MINOR: threads: flatten the per-thread cpu-map

When we initially experimented with threads and processes support, we
needed to implement arrays of threads per process for cpu-map, but this
is not needed anymore since we support either threads or processes.
Let's simply make the thread-based cpu-map per thread and not per
thread and per process since that's not used anymore. Doing so reduces
the global struct from 33kB to 1.5kB.
diff --git a/src/haproxy.c b/src/haproxy.c
index 603f084..1aeae99 100644
--- a/src/haproxy.c
+++ b/src/haproxy.c
@@ -3152,17 +3152,17 @@
 		/* Now the CPU affinity for all threads */
 		for (i = 0; i < global.nbthread; i++) {
 			if (global.cpu_map.proc[relative_pid-1])
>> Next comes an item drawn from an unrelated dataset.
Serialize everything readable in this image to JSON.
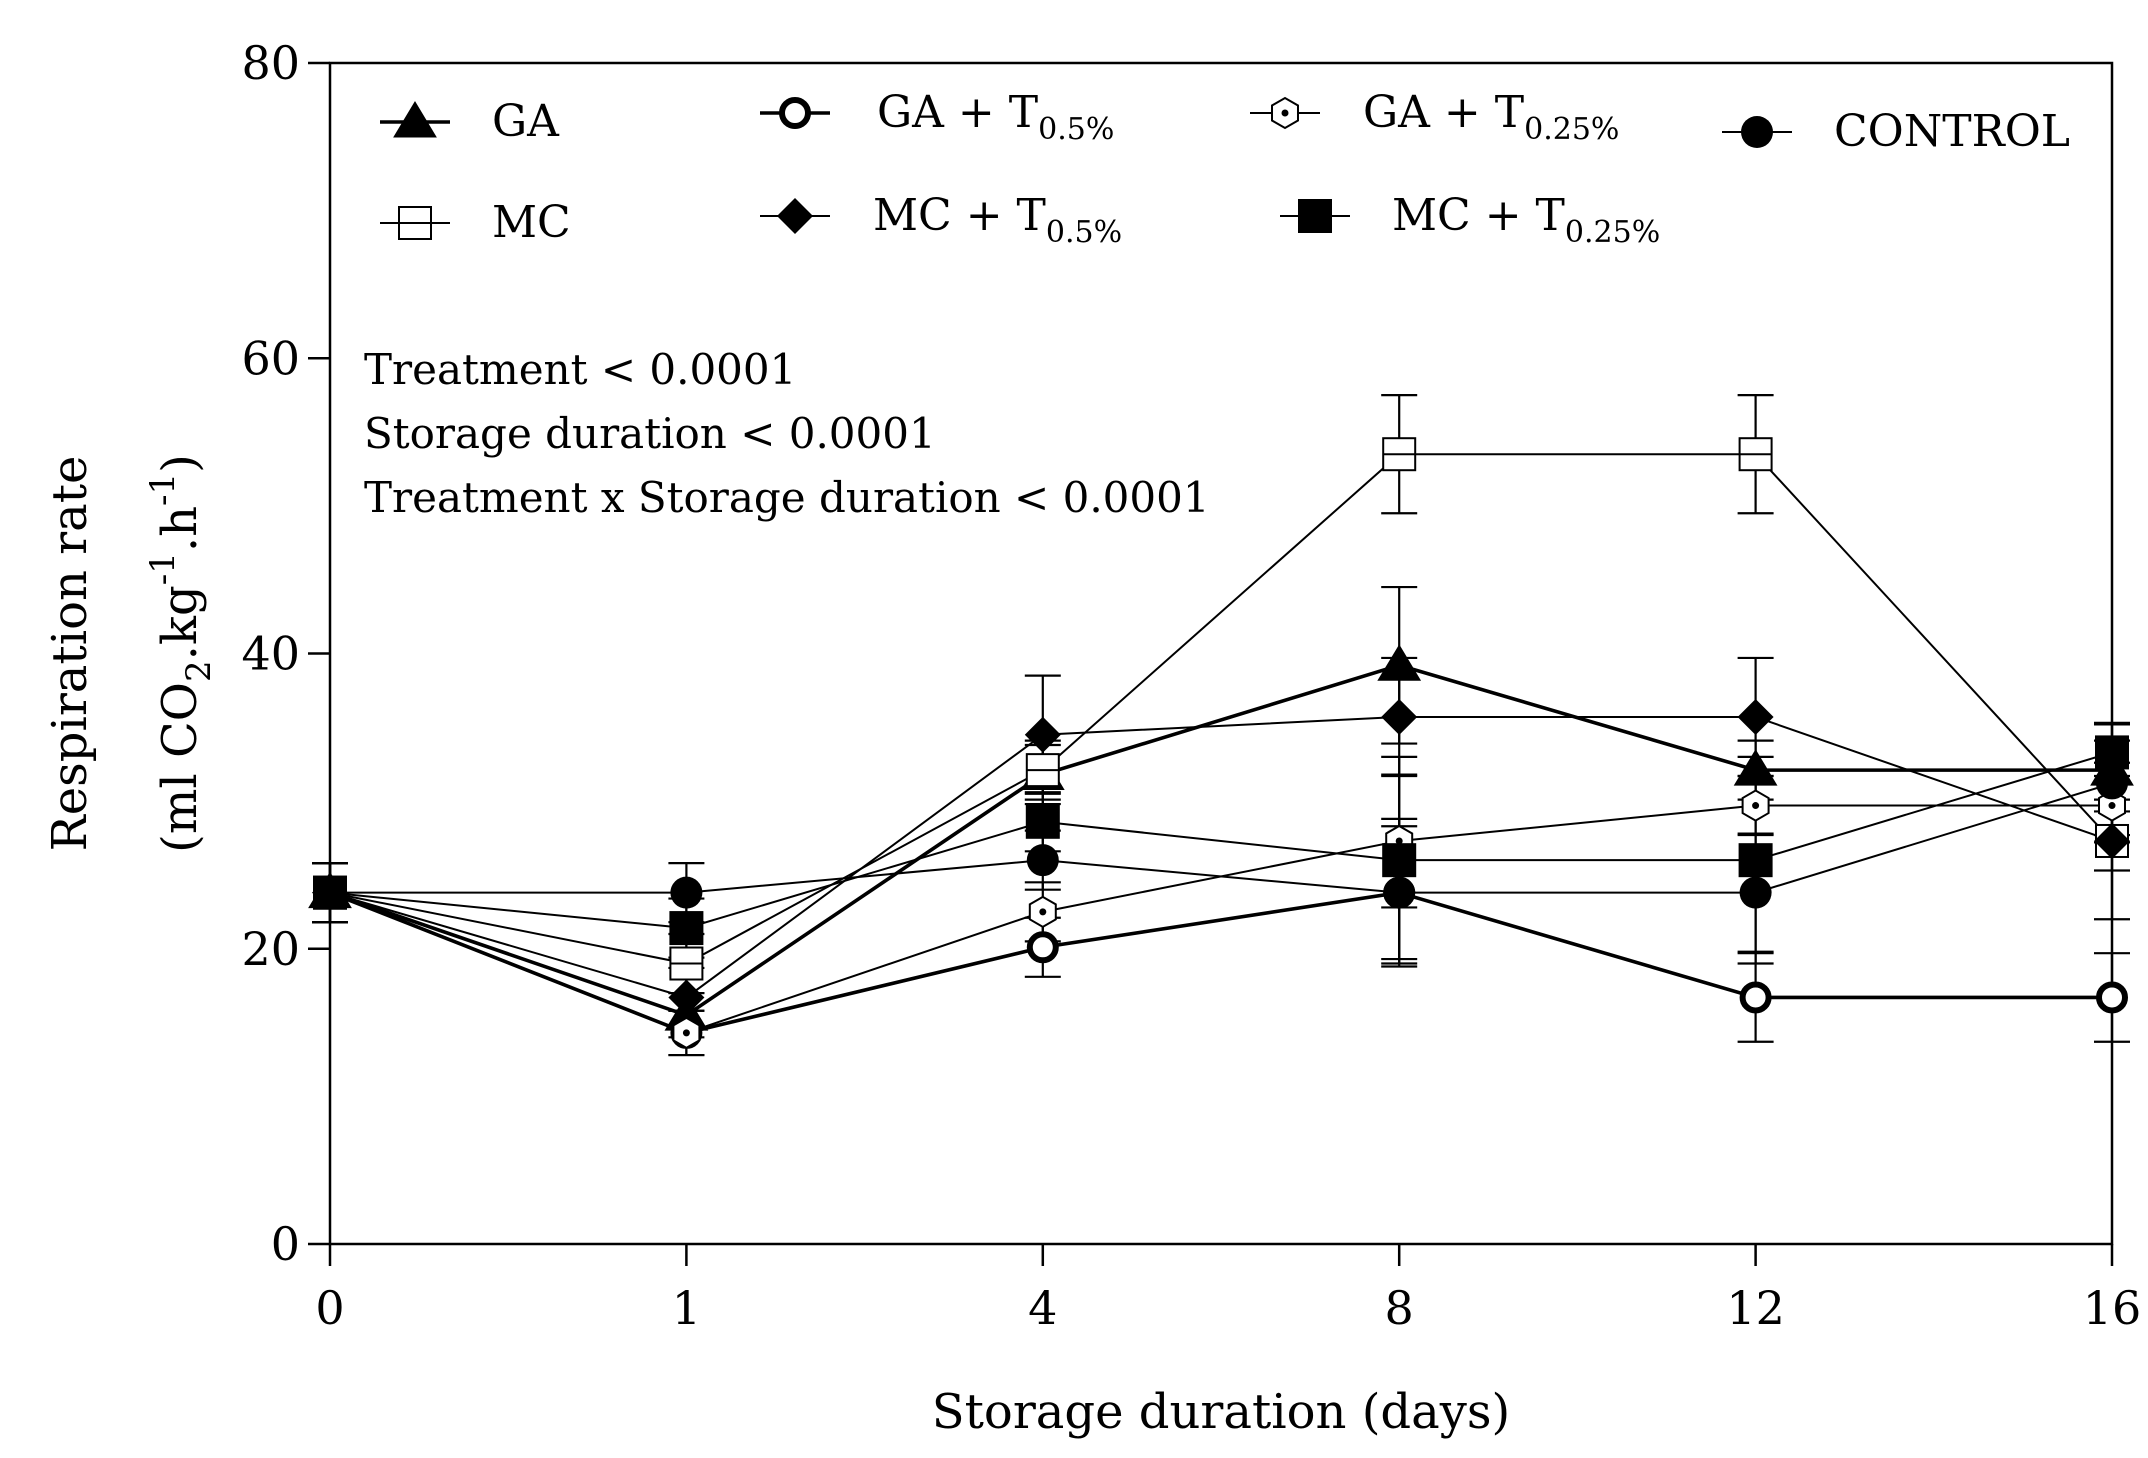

-				global.cpu_map.thread[relative_pid-1][i] &= global.cpu_map.proc[relative_pid-1];
+				global.cpu_map.thread[i] &= global.cpu_map.proc[relative_pid-1];
 
 			if (i < MAX_THREADS &&       /* only the first 32/64 threads may be pinned */
-			    global.cpu_map.thread[relative_pid-1][i]) {/* only do this if the thread has a THREAD map */
+			    global.cpu_map.thread[i]) {/* only do this if the thread has a THREAD map */
 #if defined(__FreeBSD__) || defined(__NetBSD__)
 				cpuset_t cpuset;
 #else
 				cpu_set_t cpuset;
 #endif
 				int j;
-				unsigned long cpu_map = global.cpu_map.thread[relative_pid-1][i];
+				unsigned long cpu_map = global.cpu_map.thread[i];
 
 				CPU_ZERO(&cpuset);